De industrie is zeer conjunctuurgevoelig en kan dus optimaal profiteren van de huidige economische groei. Ook de zogenaamde ‘reshoring’ draagt hier een steentje aan bij. Steeds meer bedrijven halen hun productie terug naar Nederland. Dit komt doordat klanten steeds hogere kwaliteit, maatwerk en kortere levertijden wensen. Ook worden er nieuwe eisen aan het productieproces gesteld. Daar komt bij dat de loonkosten in de lageloonlanden stijgen en er sprake is van hogere faal- en transportkosten. Bovendien wordt de productie steeds meer geautomatiseerd en zijn slimme toepassingen relevant.
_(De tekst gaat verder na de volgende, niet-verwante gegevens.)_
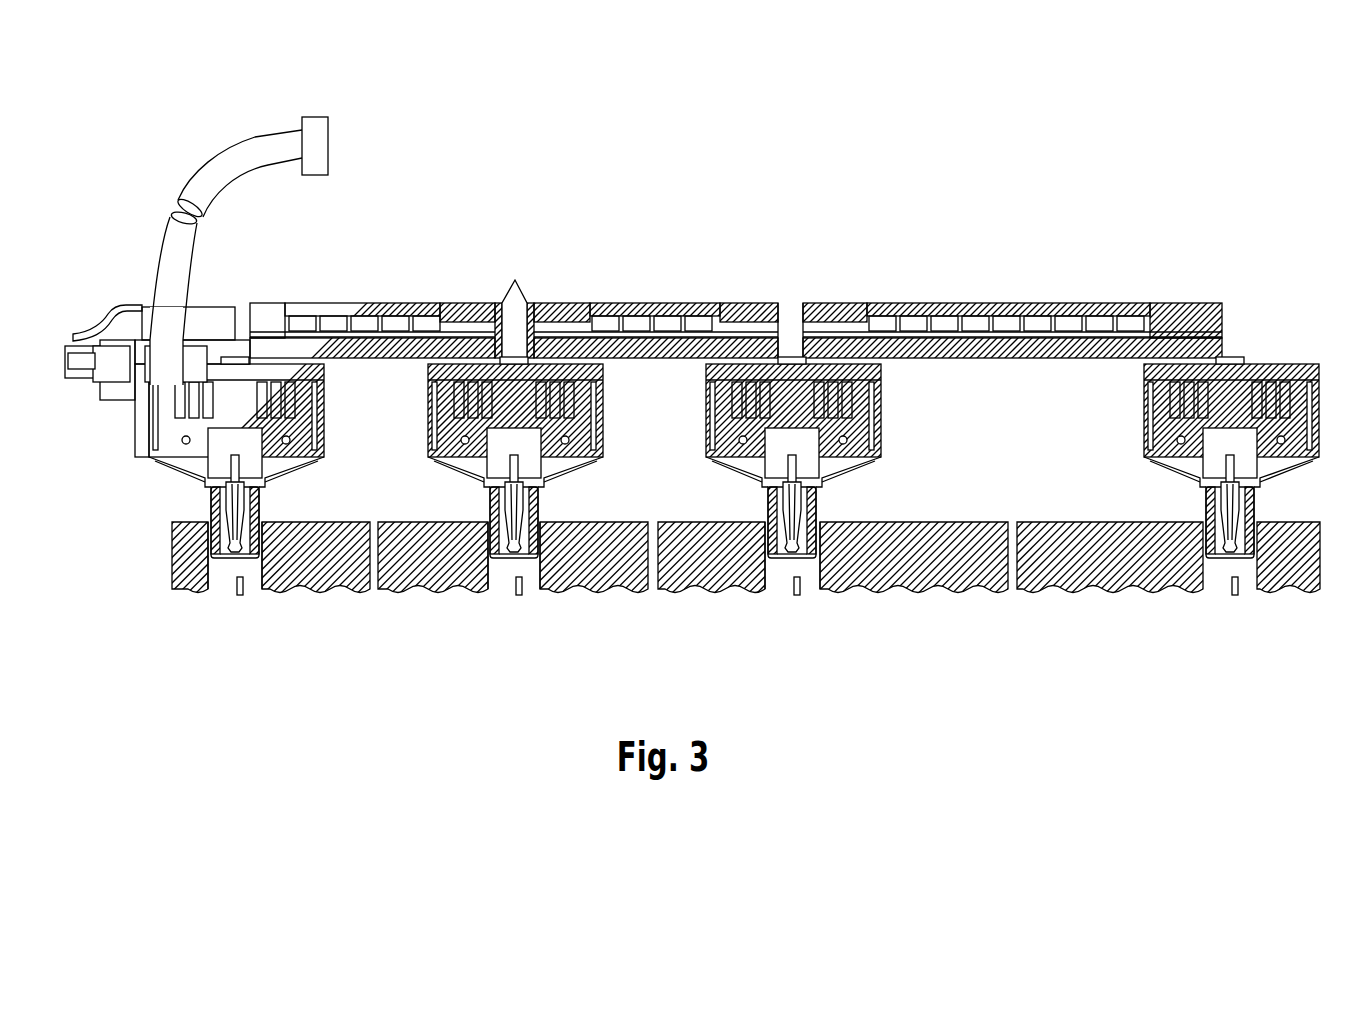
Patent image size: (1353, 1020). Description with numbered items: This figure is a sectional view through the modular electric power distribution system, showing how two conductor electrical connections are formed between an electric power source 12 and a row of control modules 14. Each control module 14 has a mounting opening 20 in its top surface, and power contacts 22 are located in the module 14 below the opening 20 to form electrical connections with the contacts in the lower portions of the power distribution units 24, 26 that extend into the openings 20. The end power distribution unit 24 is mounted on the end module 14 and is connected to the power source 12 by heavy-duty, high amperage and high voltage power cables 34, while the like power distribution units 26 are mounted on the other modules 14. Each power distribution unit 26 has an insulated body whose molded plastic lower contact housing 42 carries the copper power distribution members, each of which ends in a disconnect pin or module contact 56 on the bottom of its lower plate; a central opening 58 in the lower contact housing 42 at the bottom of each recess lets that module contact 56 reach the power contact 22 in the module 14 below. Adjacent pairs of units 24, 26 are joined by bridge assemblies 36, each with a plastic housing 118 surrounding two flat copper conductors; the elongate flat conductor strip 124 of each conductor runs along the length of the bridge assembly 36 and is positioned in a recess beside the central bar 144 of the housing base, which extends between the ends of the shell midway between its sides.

The electric power source 12 is at (330, 128).
The control module 14 is at (172, 562).
The mounting opening 20 is at (262, 586).
The power contact 22 is at (250, 585).
The end power distribution unit 24 is at (165, 463).
The power distribution unit 26 is at (700, 418).
The power cable 34 is at (219, 154).
The bridge assembly 36 is at (360, 292).
The lower contact housing 42 is at (742, 474).
The module contact 56 is at (249, 530).
The central opening 58 is at (238, 562).
The plastic housing 118 is at (504, 302).
The conductor strip 124 is at (400, 336).
The central bar 144 is at (357, 356).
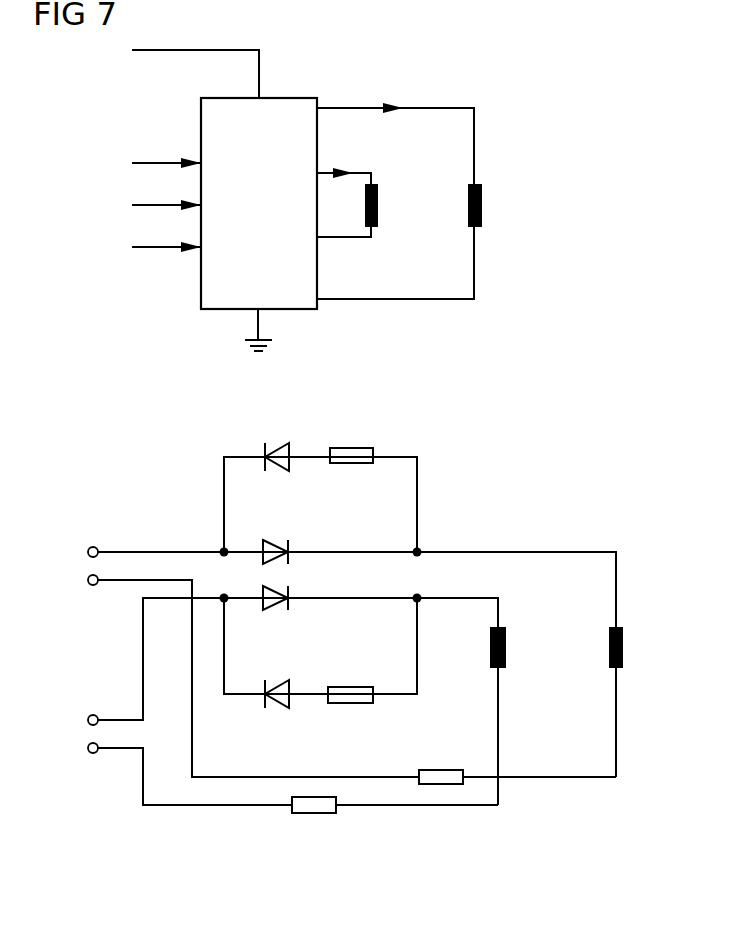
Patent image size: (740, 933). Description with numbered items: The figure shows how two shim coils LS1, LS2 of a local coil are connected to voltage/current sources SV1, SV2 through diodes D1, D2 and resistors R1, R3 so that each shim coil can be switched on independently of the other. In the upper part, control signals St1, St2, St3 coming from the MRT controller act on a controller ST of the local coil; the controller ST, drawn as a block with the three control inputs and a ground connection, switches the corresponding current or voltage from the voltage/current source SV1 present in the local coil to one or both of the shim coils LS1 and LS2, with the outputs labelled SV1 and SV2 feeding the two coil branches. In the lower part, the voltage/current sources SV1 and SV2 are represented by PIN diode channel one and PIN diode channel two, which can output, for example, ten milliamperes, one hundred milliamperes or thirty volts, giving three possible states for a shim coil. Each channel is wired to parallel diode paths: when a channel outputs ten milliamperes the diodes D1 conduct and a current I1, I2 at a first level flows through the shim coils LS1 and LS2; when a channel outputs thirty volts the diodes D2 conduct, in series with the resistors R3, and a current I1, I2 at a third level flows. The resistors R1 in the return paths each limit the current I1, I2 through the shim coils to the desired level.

The controller of the local coil ST is at (224, 200).
The control signal St1 is at (166, 148).
The control signal St2 is at (166, 190).
The control signal St3 is at (166, 231).
The voltage/current source SV1 is at (320, 106).
The voltage/current source SV2 is at (320, 171).
The shim coil LS1 is at (378, 205).
The shim coil LS2 is at (482, 205).
The diode D1 is at (275, 540).
The diode D2 is at (275, 445).
The resistor R1 is at (443, 770).
The resistor R3 is at (350, 448).
The current I1 is at (498, 714).
The current I2 is at (616, 714).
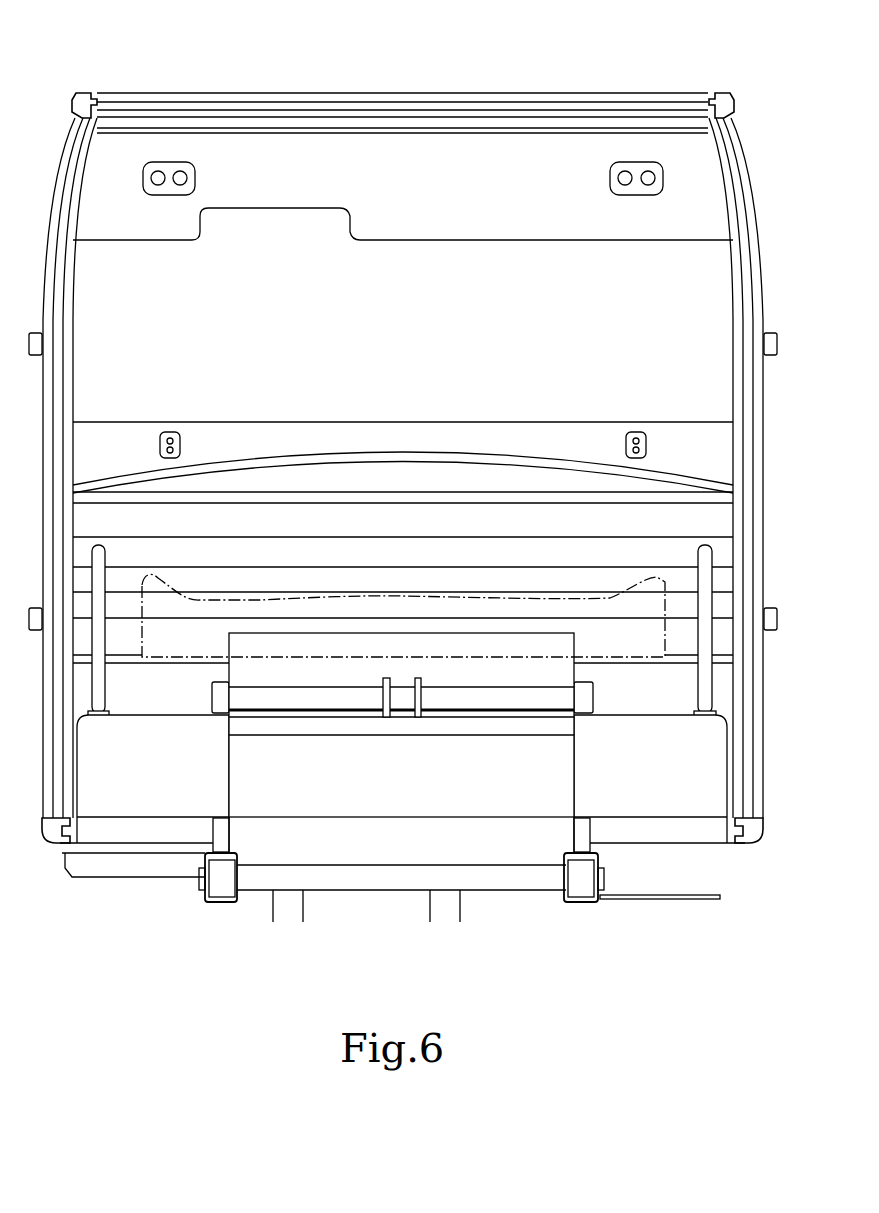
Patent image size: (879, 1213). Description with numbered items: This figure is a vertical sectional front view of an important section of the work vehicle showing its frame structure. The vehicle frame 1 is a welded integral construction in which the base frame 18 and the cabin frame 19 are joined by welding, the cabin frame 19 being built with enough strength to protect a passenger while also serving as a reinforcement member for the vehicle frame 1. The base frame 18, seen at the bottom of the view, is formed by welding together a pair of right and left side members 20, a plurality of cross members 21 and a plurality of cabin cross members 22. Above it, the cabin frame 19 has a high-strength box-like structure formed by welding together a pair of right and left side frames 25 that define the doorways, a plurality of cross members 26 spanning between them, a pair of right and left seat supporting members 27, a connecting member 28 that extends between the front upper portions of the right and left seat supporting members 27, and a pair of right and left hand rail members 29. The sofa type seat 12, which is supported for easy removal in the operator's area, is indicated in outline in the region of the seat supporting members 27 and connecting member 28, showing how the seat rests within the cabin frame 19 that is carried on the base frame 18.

The vehicle frame 1 is at (205, 943).
The sofa type seat 12 is at (392, 597).
The base frame 18 is at (580, 902).
The cabin frame 19 is at (80, 92).
The side member 20 is at (230, 835).
The cross member 21 is at (372, 885).
The cabin cross member 22 is at (140, 838).
The side frame 25 is at (45, 840).
The cross member 26 is at (440, 230).
The seat supporting member 27 is at (172, 714).
The connecting member 28 is at (338, 733).
The hand rail member 29 is at (106, 556).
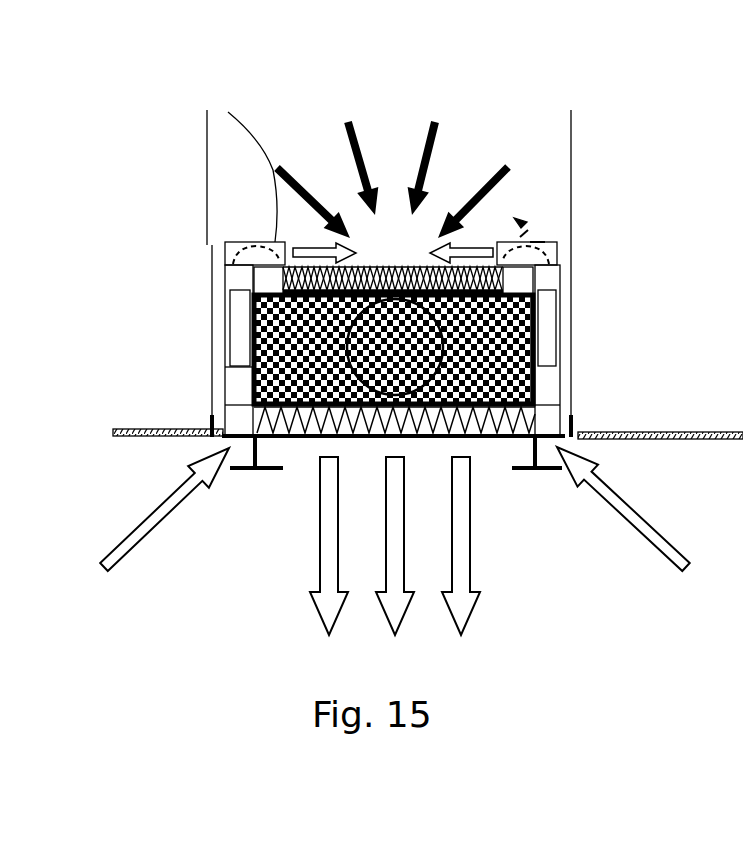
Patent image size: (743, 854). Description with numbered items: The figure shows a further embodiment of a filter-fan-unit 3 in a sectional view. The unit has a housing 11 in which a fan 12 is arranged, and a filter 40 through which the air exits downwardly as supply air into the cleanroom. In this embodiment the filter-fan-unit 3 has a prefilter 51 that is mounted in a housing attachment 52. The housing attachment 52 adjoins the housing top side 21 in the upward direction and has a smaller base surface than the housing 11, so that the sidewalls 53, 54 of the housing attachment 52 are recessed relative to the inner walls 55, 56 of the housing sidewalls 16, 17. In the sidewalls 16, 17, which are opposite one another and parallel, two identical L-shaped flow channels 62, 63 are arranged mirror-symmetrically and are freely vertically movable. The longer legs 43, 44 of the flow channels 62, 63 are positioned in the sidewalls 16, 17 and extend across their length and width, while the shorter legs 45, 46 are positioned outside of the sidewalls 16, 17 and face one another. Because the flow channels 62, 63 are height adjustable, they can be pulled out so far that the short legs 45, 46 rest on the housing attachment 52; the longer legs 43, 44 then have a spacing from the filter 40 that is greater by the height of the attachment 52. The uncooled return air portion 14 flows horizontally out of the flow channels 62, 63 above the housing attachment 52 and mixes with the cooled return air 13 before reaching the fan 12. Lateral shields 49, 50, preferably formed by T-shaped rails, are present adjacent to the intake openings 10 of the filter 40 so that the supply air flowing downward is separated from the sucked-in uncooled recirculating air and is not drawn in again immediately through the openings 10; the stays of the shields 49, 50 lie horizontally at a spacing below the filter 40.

The filter-fan-unit 3 is at (613, 236).
The openings 10 is at (237, 445).
The housing 11 is at (533, 342).
The fan 12 is at (468, 440).
The cooled portion of the recirculating air 13 is at (392, 169).
The uncooled portion of the recirculating air 14 is at (405, 238).
The sidewall 16 is at (212, 335).
The sidewall 17 is at (537, 318).
The housing top side 21 is at (212, 242).
The filter 40 is at (302, 447).
The longer leg 43 is at (223, 353).
The longer leg 44 is at (553, 357).
The shorter leg 45 is at (233, 162).
The shorter leg 46 is at (548, 240).
The shield 49 is at (253, 478).
The shield 50 is at (528, 478).
The prefilter 51 is at (497, 242).
The housing attachment 52 is at (503, 275).
The sidewall of the housing attachment 53 is at (283, 265).
The sidewall of the housing attachment 54 is at (536, 240).
The inner wall 55 is at (252, 373).
The inner wall 56 is at (535, 382).
The flow channel 62 is at (247, 232).
The flow channel 63 is at (522, 240).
Maatwerk: kleine en middelgrote gebouwen
Door technologische ontwikkelingen zoals 3D-printen zal de industrie zich meer gaan richten op maatwerk en minder op grote volumes. Dit heeft effect op de vraag naar vastgoed. Deze zal zich in mindere mate richten op grote productiehallen en meer op kleine en middelgrote gebouwen. De ontwikkelingen leiden daarnaast tot minder behoefte aan traditionele bedrijfshallen, maar vragen meer om hoogwaardige objecten, inclusief laboratoria, cleanrooms en datacenters.